Leon Kratzer Skyliners Frankfurt

Der Spielbetrieb in der Basketball-Bundesliga ruht wie in jeder anderen Liga aktuell aufgrund der Corona-Krise. Wie es weitergehen soll, ist noch nicht klar. Die Skyliners Frankfurt haben in der Frage aber eine klare Meinung.

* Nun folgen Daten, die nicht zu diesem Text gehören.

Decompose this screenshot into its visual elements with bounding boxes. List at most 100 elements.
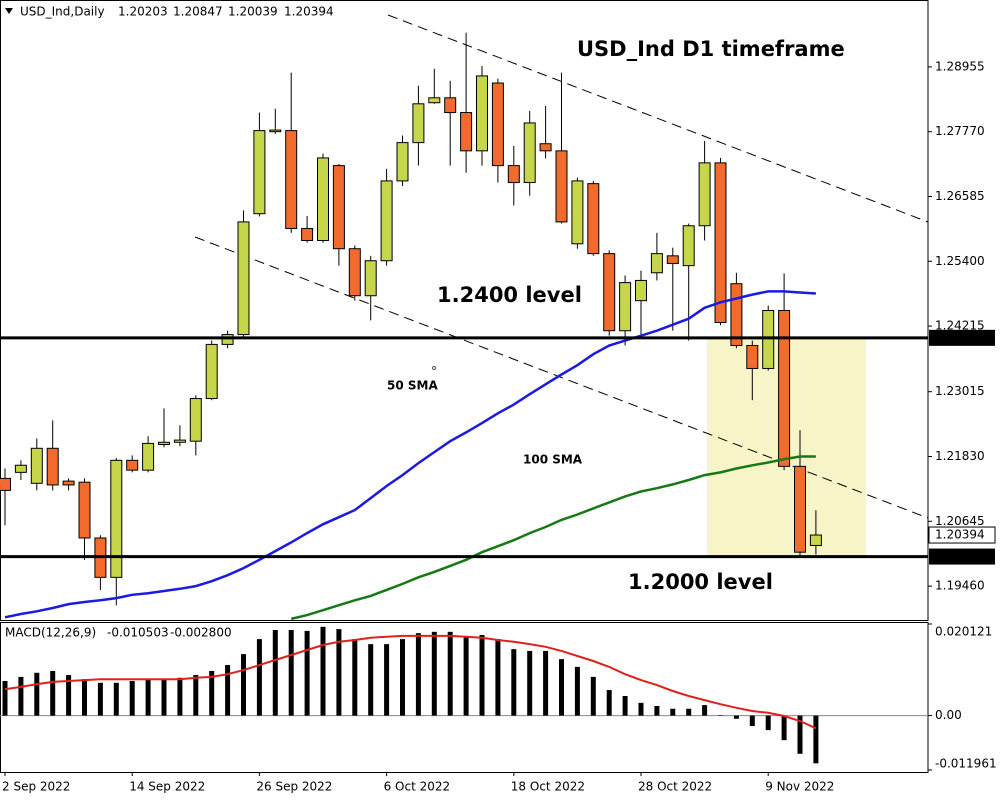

Die Skyliners Frankfurt haben sich klar für eine Fortsetzung der Saison in der Basketball-Bundesliga (BBL) ausgesprochen. Dies sei in der Corona-Krise auch ein wichtiger Lerneffekt für die weitere Zukunft, sagte Geschäftsführer Gunnar Wöbke in einem Podcast des Vereins am Wochenende. "Es ist learning by doing für die nächste Saison."

Es gehe unter anderem darum, wie Geisterspiele funktionieren. "Mein persönlicher Glaube ist, dass wir Stand heute nicht davon ausgehen können, dass wir Ende September, Anfang Oktober, wenn die Saison losgegangen wäre, wieder vor Zuschauern Basketball spielen können", sagte Wöbke.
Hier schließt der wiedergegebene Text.